O próprio Conselho Federal
de Medicina, cuja decisão de liberar o remédio serviu de respaldo para a
política desastrosa de Bolsonaro, tem uma série de ressalvas. A principal
delas: “não há evidências sólidas de que essas drogas tenham efeito confirmado
na prevenção e tratamento dessa doença”.
A visibilidade nacional
que Barjud conquistou também está ajudando a promover a faculdade particular da
família em Floriano. Mesmo morando em Madri, a médica coordena o núcleo de
pesquisa e extensão da instituição. Na página inicial da faculdade, dois textos
em destaque evidenciam o orgulho em tê-la na casa. “Seu estudo, dedicação,
coragem e reconhecimento do seu trabalho pela comunidade médica e pela
sociedade, reafirma e eleva a responsabilidade social e o compromisso que a
FAESF tem junto a comunidade, de sempre oferecer o conhecimento, a pesquisa e a
extensão”, diz um deles.
Pesquisa, no entanto, não
tem sido uma bandeira defendida pela médica. Em uma de suas lives, Barjud
defende que é preciso “saber o momento de ser super detalhista com a ciência,
super exigente com a ciência e o momento em que a gente tem que ser um médico
da beira do leito”.
Vários pesquisadores
testaram os efeitos da hidroxicloroquina e descobriram que o medicamento não é
eficaz para tratar pacientes com a covid-19, incluindo aqueles com sintomas
leves.

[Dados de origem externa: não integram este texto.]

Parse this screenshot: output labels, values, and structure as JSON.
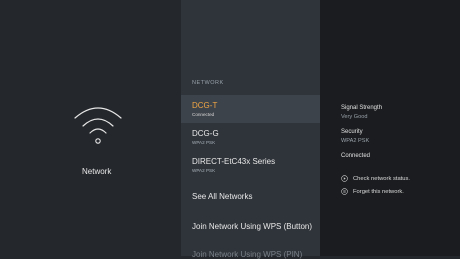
{
  "left": {
    "icon": "wifi-icon",
    "label": "Network"
  },
  "middle": {
    "header": "NETWORK",
    "networks": [
      {
        "name": "DCG-T",
        "status": "Connected",
        "selected": true
      },
      {
        "name": "DCG-G",
        "status": "WPA2 PSK",
        "selected": false
      },
      {
        "name": "DIRECT-EtC43x Series",
        "status": "WPA2 PSK",
        "selected": false
      }
    ],
    "actions": [
      {
        "label": "See All Networks"
      },
      {
        "label": "Join Network Using WPS (Button)"
      },
      {
        "label": "Join Network Using WPS (PIN)"
      }
    ]
  },
  "details": {
    "signal_title": "Signal Strength",
    "signal_value": "Very Good",
    "security_title": "Security",
    "security_value": "WPA2 PSK",
    "connected_label": "Connected",
    "options": [
      {
        "icon": "play-circle-icon",
        "label": "Check network status."
      },
      {
        "icon": "menu-circle-icon",
        "label": "Forget this network."
      }
    ]
  },
  "colors": {
    "accent": "#f0a646",
    "left_bg": "#24272c",
    "middle_bg": "#2f343a",
    "right_bg": "#1a1c1f"
  }
}
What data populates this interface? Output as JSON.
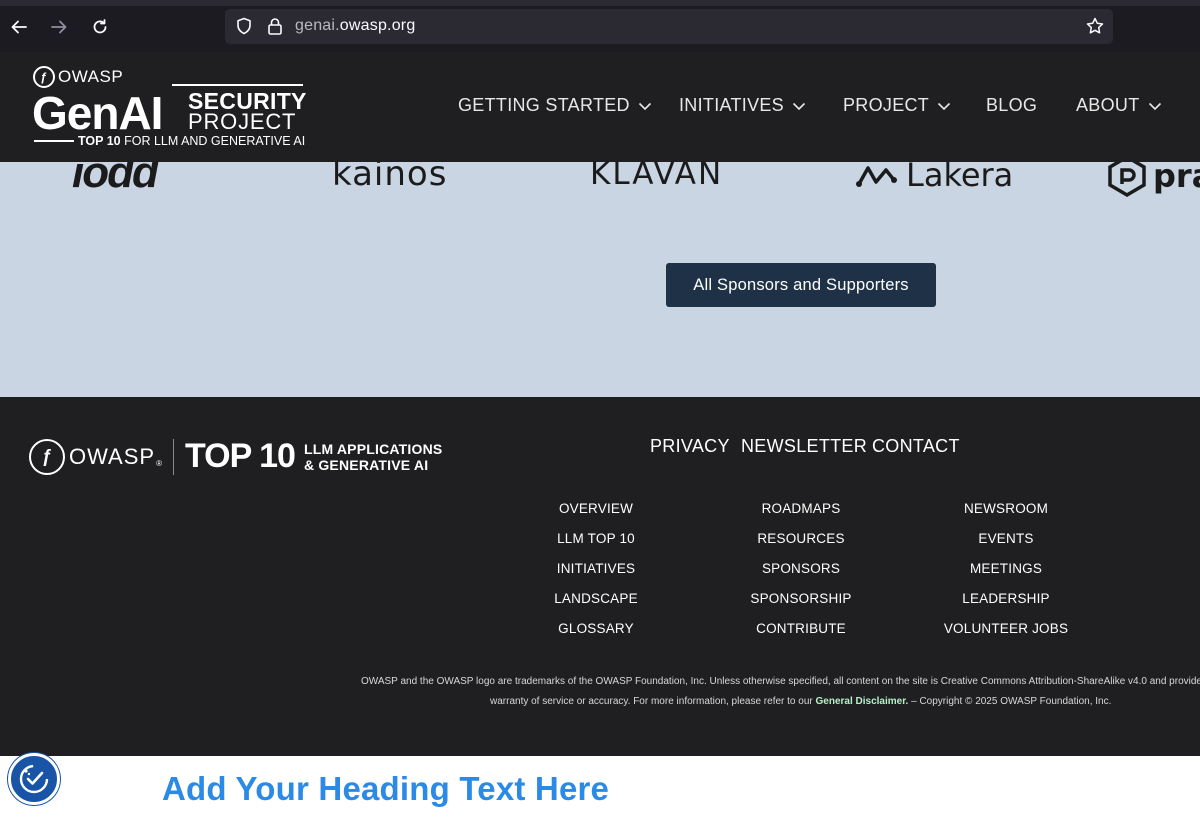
{
  "browser": {
    "url_prefix": "genai.",
    "url_host": "owasp.org"
  },
  "header": {
    "logo": {
      "owasp": "OWASP",
      "genai": "GenAI",
      "security": "SECURITY",
      "project": "PROJECT",
      "tagline_bold": "TOP 10",
      "tagline_rest": "FOR LLM AND GENERATIVE AI"
    },
    "nav": [
      {
        "label": "GETTING STARTED",
        "has_dropdown": true
      },
      {
        "label": "INITIATIVES",
        "has_dropdown": true
      },
      {
        "label": "PROJECT",
        "has_dropdown": true
      },
      {
        "label": "BLOG",
        "has_dropdown": false
      },
      {
        "label": "ABOUT",
        "has_dropdown": true
      }
    ]
  },
  "sponsors": {
    "logos": [
      "iodd",
      "kainos",
      "KLAVAN",
      "Lakera",
      "pra"
    ],
    "button_label": "All Sponsors and Supporters"
  },
  "footer": {
    "logo": {
      "owasp": "OWASP",
      "top10": "TOP 10",
      "line1": "LLM APPLICATIONS",
      "line2": "& GENERATIVE AI"
    },
    "top_links": [
      "PRIVACY",
      "NEWSLETTER",
      "CONTACT"
    ],
    "columns": [
      [
        "OVERVIEW",
        "LLM TOP 10",
        "INITIATIVES",
        "LANDSCAPE",
        "GLOSSARY"
      ],
      [
        "ROADMAPS",
        "RESOURCES",
        "SPONSORS",
        "SPONSORSHIP",
        "CONTRIBUTE"
      ],
      [
        "NEWSROOM",
        "EVENTS",
        "MEETINGS",
        "LEADERSHIP",
        "VOLUNTEER JOBS"
      ]
    ],
    "legal_line1": "OWASP and the OWASP logo are trademarks of the OWASP Foundation, Inc. Unless otherwise specified, all content on the site is Creative Commons Attribution-ShareAlike v4.0 and provide",
    "legal_line2_pre": "warranty of service or accuracy. For more information, please refer to our",
    "legal_disclaimer": "General Disclaimer.",
    "legal_line2_post": " – Copyright © 2025 OWASP Foundation, Inc."
  },
  "bottom": {
    "heading": "Add Your Heading Text Here"
  },
  "colors": {
    "page_dark": "#1f1f21",
    "sponsor_band": "#c9d5e3",
    "sponsor_button": "#1e3147",
    "heading_blue": "#2b8ae6",
    "a11y_blue": "#1a54a6"
  }
}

Quatro estudos foram publicados em revistas renomadas como a The New England
Journal of Medicine, JAMA e The BMJ apenas em maio.
Dois deles, realizados em
Nova York com mais de mil pacientes cada, observaram que a hidroxicloroquina
não resultou em uma menor ou maior taxa de intubação ou morte dos pacientes.
Também não houve resultado na redução da taxa de mortalidade, mesmo quando
associado à azitromicina. Um terceiro estudo mostrou que o remédio não alterou
a sobrevivência, o desmame do oxigênio ou a alta do hospital. Nem mesmo os
pacientes com menos sintomas responderam melhor à medicação. Outro estudo
controlado, cujos grupos de pacientes foram escolhidos aleatoriamente, mostrou
que aqueles tratados com hidroxicloroquina tiveram mais efeitos adversos do que
os que não foram tratados com o medicamento.
No dia 18 de maio, a Associação
de Medicina Intensiva Brasileira, a Sociedade Brasileira de Infectologia e a
Sociedade Brasileira de Pneumologia e Tisiologia publicaram diretrizes para o
tratamento farmacológico de pacientes com a covid-19 e sugeriram não utilizar
hidroxicloroquina ou cloroquina e nem a combinação desses medicamentos com
azitromicina, devido ao “nível de evidência baixo”.
Tentei contato com Barjud
no dia 20 por e-mail e pelo seu Instagram profissional, que é atualizado com
frequência com os anúncios de eventos de que ela participa. Também mandei
mensagem pelo WhatsApp no dia 21, mas ela respondeu, através do irmão, que se
apresentou como responsável por marcar suas entrevistas, que não iria falar. Em
uma das suas postagens, a média reforça que não instituiu o protocolo que
divulga e que ele se baseia na “troca constante de informações entre os
diversos hospitais de Madrid e dos colegas italianos”. O mundo científico,
acrescenta a médica, mudou com a covid-19 e, por isso, “não podíamos esperar
evidência maior”.
Barjud não publicou nenhum
artigo sobre os resultados positivos da associação de hidroxicloroquina e
azitromicina no tratamento precoce de pacientes. Por enquanto, o que se
verifica é que o protocolo importado de Madri não faz milagre, mas enche os
olhos de quem prefere deixar a ciência de lado quando convém.